One of the proposals that has arisen from HTML5 (and, like the best bits, has subsequently been spun off into its own independent specification) is WebSocket, which can be used as a substitute for XMLHttpRequest in situations that require low-latency two-way network access. But extra complexity in writing the server-side to talk WebSocket (in comparison to XHR which leverages existing web server plumbing) means that most simpler apps, which do not need this, will stick to XHR.

HTML5 is very much a mixed bag. It's not really useful as a single specification, since it foolishly attempts to document pretty much everything a web browser should do, and has therefore become a sprawling mess that I doubt any browser will ever implement 100%. (Hell, you could argue that no browser quite supports HTML4 100% either, and that's a much simpler standalone spec that doesn't attempt to do a hundred things at once.) It disappoints me in its insanely prescriptive approach to parsing every last invalid byte sequence as HTML; why we need to worry about this when XML has already solved that problem is beyond me. I find it sad that it emphasises old-school tag soup methods over XHTML5.

But there are features that have emerged from the HTML5 process that have proven popular and are starting to see real-world use already. For example the querySelector interface (now spun off to W3 Selectors-API) and getElementsByClassName bring into the plain-JS world the simple binding JS-framework users are used to but with much better performance. These methods have been demanded by users for years (since they're not difficult for browsers to provide and they make authors' lives way easier), but until WHATWG started getting the browser vendors to wake the hell up there was just no traction.

The canvas, video and audio elements are really promising and I would love for them to start reducing the web's reliance on Flash. Unfortunately Apple has really dropped an interoperability-turd in the gears with its refusal to support the OGG formats. Microsoft may still kill mass adoption of these by refusing to implement them in IE9, and there is every chance they might do so, in order to avoid stepping on Silverlight's toes.

The new input elements are a nice convenience which sadly haven't seen a great deal of implementation love yet.

There are other features that are just HTML5 blessing existing IE-originated practice, such as innerHTML and friends (which are an unfortunate necessity), the designMode/contentEditable stuff (which personally I think is an ugly mess), and showModalDialog (the whole concept of which is vile and repellent and should have been burned years ago). But then as with the whole HTML 3.2 vs 3.0 debacle W3 are more likely to get somewhere by documenting existing practice than trying to push vendors to new, cleaner APIs.
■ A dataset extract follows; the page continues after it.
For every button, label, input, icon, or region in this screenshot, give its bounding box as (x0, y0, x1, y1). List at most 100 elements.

So, yeah, HTML5 isn't one monolithic environment you'll learn and use to replace RIAs. It's a collection of small enhancements to the existing web environment which will chip away bit by bit at the areas Flash and Silverlight have previously owned. Some of them you can use already, some of them will gradually come into use as implementations arrive, some of them will never happen. Learn the useful bits piecemeal as they become available.
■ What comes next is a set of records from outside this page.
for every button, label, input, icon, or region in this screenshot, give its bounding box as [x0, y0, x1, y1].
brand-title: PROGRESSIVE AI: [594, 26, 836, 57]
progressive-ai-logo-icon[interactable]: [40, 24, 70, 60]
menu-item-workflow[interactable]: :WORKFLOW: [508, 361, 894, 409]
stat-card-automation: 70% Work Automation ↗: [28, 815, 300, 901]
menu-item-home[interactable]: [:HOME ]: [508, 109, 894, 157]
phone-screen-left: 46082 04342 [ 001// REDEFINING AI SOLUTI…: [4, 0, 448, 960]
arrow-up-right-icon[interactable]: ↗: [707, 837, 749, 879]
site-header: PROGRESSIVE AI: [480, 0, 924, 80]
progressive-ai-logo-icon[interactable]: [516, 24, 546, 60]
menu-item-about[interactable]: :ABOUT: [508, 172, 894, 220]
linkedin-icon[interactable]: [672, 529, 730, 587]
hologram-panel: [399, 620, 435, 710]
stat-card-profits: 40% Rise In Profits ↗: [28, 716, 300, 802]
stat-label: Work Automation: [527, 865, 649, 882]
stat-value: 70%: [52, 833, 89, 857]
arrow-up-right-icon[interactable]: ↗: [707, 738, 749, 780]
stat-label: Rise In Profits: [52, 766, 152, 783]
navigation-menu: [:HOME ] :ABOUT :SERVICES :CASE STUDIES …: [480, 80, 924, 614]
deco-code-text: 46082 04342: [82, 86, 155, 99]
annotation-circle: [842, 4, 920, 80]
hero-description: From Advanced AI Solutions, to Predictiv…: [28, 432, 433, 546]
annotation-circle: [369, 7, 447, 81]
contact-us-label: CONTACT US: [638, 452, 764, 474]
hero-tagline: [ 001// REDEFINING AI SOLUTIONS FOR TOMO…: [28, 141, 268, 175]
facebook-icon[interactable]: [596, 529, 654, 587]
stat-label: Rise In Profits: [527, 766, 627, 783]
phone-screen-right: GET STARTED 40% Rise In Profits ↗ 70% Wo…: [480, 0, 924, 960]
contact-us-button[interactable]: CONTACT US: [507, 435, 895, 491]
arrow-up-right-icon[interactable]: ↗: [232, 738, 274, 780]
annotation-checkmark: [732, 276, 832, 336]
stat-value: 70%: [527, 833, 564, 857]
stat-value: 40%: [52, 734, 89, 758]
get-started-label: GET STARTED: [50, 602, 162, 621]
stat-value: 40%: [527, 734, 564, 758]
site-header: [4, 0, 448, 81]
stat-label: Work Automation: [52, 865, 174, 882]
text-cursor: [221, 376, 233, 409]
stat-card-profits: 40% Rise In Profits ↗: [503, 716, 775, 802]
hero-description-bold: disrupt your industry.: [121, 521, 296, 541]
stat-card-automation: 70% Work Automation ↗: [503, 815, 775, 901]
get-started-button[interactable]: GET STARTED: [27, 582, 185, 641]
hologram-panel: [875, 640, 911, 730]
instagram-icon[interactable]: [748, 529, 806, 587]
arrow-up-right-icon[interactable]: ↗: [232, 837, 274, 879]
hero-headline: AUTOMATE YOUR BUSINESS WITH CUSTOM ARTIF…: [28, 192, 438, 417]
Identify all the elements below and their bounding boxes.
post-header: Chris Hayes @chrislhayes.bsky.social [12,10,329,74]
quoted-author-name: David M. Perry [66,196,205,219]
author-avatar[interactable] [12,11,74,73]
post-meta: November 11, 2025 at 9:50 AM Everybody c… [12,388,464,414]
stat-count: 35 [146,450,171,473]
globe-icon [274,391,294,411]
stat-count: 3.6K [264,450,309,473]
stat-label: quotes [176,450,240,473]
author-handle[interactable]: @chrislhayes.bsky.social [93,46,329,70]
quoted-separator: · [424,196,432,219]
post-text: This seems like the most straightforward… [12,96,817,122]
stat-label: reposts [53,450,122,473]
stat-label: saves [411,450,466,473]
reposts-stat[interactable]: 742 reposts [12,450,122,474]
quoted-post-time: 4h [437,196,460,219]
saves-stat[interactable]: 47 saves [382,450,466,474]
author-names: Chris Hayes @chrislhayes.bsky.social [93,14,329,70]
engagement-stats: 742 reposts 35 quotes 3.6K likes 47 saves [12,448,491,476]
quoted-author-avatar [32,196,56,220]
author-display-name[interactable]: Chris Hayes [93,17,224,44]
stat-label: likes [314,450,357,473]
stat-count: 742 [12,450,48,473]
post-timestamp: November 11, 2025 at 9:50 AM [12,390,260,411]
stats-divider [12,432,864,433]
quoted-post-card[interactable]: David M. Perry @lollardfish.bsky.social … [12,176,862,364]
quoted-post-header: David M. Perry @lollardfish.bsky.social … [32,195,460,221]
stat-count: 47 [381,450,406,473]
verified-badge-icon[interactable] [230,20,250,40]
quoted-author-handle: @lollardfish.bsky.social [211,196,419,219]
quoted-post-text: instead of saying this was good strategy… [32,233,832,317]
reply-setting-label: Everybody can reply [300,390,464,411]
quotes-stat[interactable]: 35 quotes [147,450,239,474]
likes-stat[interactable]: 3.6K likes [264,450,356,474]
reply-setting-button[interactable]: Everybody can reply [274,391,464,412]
For me, the biggest factor in making JavaScript a challenger to Flash et al is not any one feature that HTML5 has proposed, but the huge improvement in the speed of JavaScript that has resulted from the New Browser War and its emphasis on scripting performance. Think back to how clunky scripts could be in IE5 or, even worse, the dreaded Netscape 4, and there's no way JS could have been a contender. The ongoing competition of “my engine's faster than your engine” has massively benefited JS authors and users.